In total, Carrion lasted me around four hours and a half. Given the 20 US Dollar price point, I’ve seen quite a few people question its value. I did feel this experience was worth that, and also believe that it is the perfect length. It was already starting to drag-on by the end, padding it out more would have been a mistake, in my opinion. The Steam version has Workshop support for user-made maps and mods, however, so that should provide much more playtime. As is, there is no new game plus or any real reason to continue after the story is concluded aside from wanting to find more DNA. Enemies don’t respawn, making it kind of pointless gathering it if you are not hunting for achievements. At the end of the day, Carrion’s strength is its very unique and appealing theme. Its store page with lines such as “tear down this prison and acquire more and more devastating abilities on the path to retribution.”, as well as “spread fear and panic” are kind of misleading. From the first soldier you encounter to the last, they are as fearless and robotic as ever, and what they consider your devastating abilities are is beyond me. Combat is a far third in terms of this title’s focus. This is mainly a decent Puzzle Exploration game dragged down by the amount of shallow stealth gameplay.

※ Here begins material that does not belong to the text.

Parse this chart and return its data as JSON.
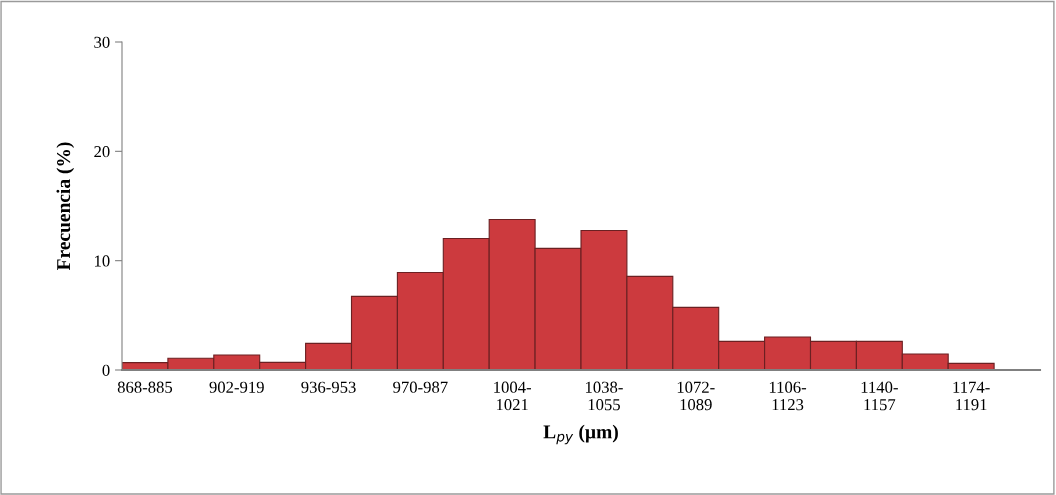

As harsh as all that surely sounds, I actually enjoyed my time with it. It just felt bizarrely restricting in all of its gameplay aspects for such a unique premise to base a game off, and it never really took off past what it introduces in the first hour. You’ll always be searching for new infection zones to unlock the next location, always using stealth even while being larger than a school bus in the end, and there is little in the way of surprises. It disappointingly plays it far too safe to be entirely carried by its awesome art direction and theme, which is where it excels at. The world they created is really quite something. Seeing the sun after spending so much time in dark, dingy underground bunkers. Catching a glimpse of the cityscape from inside the heavily fortified lab, of which you are struggling so much to get free from. It certainly has its moments. Exploring these environments was a real treat and solving a puzzle to see more of it was irresistible. If Carrion’s theme is what attracted you to it in the first place, there is much visual and atmospheric flair to like here, you’ll just have to weigh back your expectations when it comes to gameplay or puzzles.